Não custa reconhecer ao Governo que são possíveis correcções susceptíveis de eliminar algumas imprecisões, alguns defeitos, algumas gralhas que possam existir. O Governo não se opõe a que se faça um esforço de aperfeiçoamento, desde que se salvaguarde o espírito e a substância do Decreto-Lei: contudo, o Governo irá opor-se a qualquer tentativa de alteração substancial do presente diploma.

Aplausos do PS.

Sr. Presidente: - Para pedir esclarecimentos, tem a palavra o Sr. Deputado Lino de Carvalho.

O Sr. Lino de Carvalho (PCP): - Sr. Presidente. Sr. Secretário de Estado, registei as suas palavras iniciais de disponibilidade para tratar das políticas de turismo com a Assembleia da República. Só espero que elas se traduzam em factos, porque os secretários de Estado mudam, nesta área, ao ritmo da luz, mas o Governo é o mesmo e a prática que temos tido nesta matéria é a de uma franca menorização do sector da actividade turística nas preocupações globais do Ministério. Vamos ver se as palavras do Sr. Secretário de Estado se traduzem em actos ou se são meras palavras de boa vontade protocolares, que sempre se fazem no início de funções!
A segunda questão é esta, Sr. Secretário de Estado: o Sr. Ministro, como já foi aqui referido pelo Sr. Deputado António Vairinhos, no Congresso da Associação Portuguesa das Agências de Viagens e Turismo, realizado na Madeira, assumiu a possibilidade de se introduzirem alterações ao diploma, e o Sr. Secretário de Estado confirmou-o agora.
Recentemente, recebi notícias de que a Secretaria de Estado estava em conversações com a estrutura representativa do sector no sentido de serem feitas algumas alterações ao diploma em sede de Governo. Como o Sr. Secretário de Estado sabe, o Governo não é parte nesta alteração aqui, na Assembleia da República. E a Assembleia da República, em sede de Comissão de Economia, Finanças e Plano, só vai poder debruçar-se sobre as alterações em relação aos artigos para os quais forem apresentadas propostas em sede de Plenário.
A minha questão é a seguinte: que alterações concretas, que propostas concretas é que o Governo tem nesta matéria que permita; eventualmente, se for caso disso e se houver campo de manobra regimental para o efeito, a Comissão ponderar, uma vez que da parte do Partido Socialista não há qualquer proposta de alteração? Como, em sede de Assembleia da República, o Governo não faz parte e como o Partido Socialista não apresentou qualquer proposta de alteração, como é que a Assembleia da República pode estar atenta às preocupações do Governo nesta matéria? É que as únicas propostas que. existem são as do PP, de eliminação pura e simples dos n.ºs 3 e 4 do artigo 3.º e, quanto a isso, parece que há um consenso maioritário para impedir a alteração global do diploma.
Portanto, Sr. Secretário de Estado, há aqui uma contradição, pelo menos, entre o Governo e a bancada do Partido Socialista que convinha clarificar.

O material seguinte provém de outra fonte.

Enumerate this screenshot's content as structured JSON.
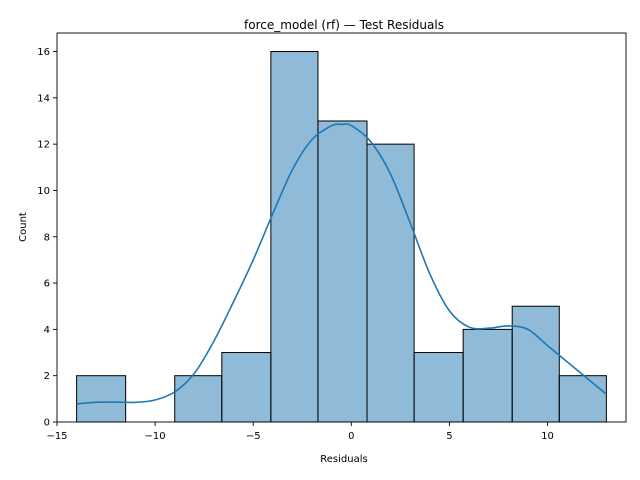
{
  "chart_data": {
    "type": "bar",
    "title": "force_model (rf) — Test Residuals",
    "xlabel": "Residuals",
    "ylabel": "Count",
    "xlim": [
      -15,
      14
    ],
    "ylim": [
      0,
      16.8
    ],
    "xticks": [
      -15,
      -10,
      -5,
      0,
      5,
      10
    ],
    "xtick_labels": [
      "−15",
      "−10",
      "−5",
      "0",
      "5",
      "10"
    ],
    "yticks": [
      0,
      2,
      4,
      6,
      8,
      10,
      12,
      14,
      16
    ],
    "grid": false,
    "bar_color": "#1f77b4",
    "bar_alpha": 0.5,
    "edge_color": "#000000",
    "bin_edges": [
      -14.0,
      -11.5,
      -9.0,
      -6.6,
      -4.1,
      -1.7,
      0.8,
      3.2,
      5.7,
      8.2,
      10.6,
      13.0
    ],
    "values": [
      2,
      0,
      2,
      3,
      16,
      13,
      12,
      3,
      4,
      5,
      2
    ],
    "kde": {
      "color": "#1f77b4",
      "x": [
        -14,
        -13,
        -12,
        -11,
        -10,
        -9,
        -8,
        -7,
        -6,
        -5,
        -4,
        -3,
        -2,
        -1,
        -0.5,
        0,
        1,
        2,
        3,
        4,
        5,
        6,
        7,
        8,
        9,
        10,
        11,
        12,
        13
      ],
      "y": [
        0.78,
        0.85,
        0.86,
        0.85,
        0.95,
        1.3,
        2.1,
        3.5,
        5.2,
        7.0,
        9.0,
        10.9,
        12.2,
        12.8,
        12.85,
        12.8,
        12.1,
        10.7,
        8.6,
        6.4,
        4.8,
        4.1,
        4.05,
        4.15,
        4.0,
        3.3,
        2.6,
        1.9,
        1.2
      ]
    }
  }
}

Vozes do PCP: - Muito bem!

O Sr. Presidente: - Uma vez que o Sr. Secretário de Estado dispõe de pouco tempo e ainda tem outro pedido de esclarecimento, sugiro que responda conjuntamente aos pedidos de esclarecimento.

O Sr. Secretário de Estado do Turismo: - Com certeza, Sr. Presidente.

O Sr. Presidente: - Para pedir esclarecimentos, tem a palavra o Sr. Deputado António Vairinhos.

O Sr. António Vairinhos (PSD): - Sr. Presidente, Sr. Secretário de Estado, a minha questão vem na sequência daquilo que foi dito pelo Sr. Deputado Lino de Carvalho. Na intervenção que há pouco fiz fui muito claro ao Suscitar ao Sr. Secretário de Estado que, depois de todas essas análises feitas no último mês, nos dissesse quais são as possíveis alterações a que o Governo chegou.
Se tivermos consciência de que, se não forem apresentadas, hoje e aqui, propostas de alteração, este debate é inócuo, ao Sr. Secretário de Estado sou obrigado a dizer que ou existem propostas de alteração - e a posição da Secretaria de Estado evoluiu sobre esta matéria e o Sr. Secretário de Estado fará o favor de no-las trazer aqui para podermos aproveitar ou não o pensamento do Governo - ou, então, a presença do Governo nesta reunião fica praticamente sem efeito, pois não chegamos a saber se defende «a» ou «b» ou se tem algo a dizer a esta Câmara, para que ela possa utilizar mais esse contributo no sentido de melhorar o decreto-lei em vigor.

O Sr. Presidente: - Para responder aos dois pedidos de esclarecimento, no tempo regimental de 3 minutos, tem a palavra o Sr. Secretário de Estado do Turismo.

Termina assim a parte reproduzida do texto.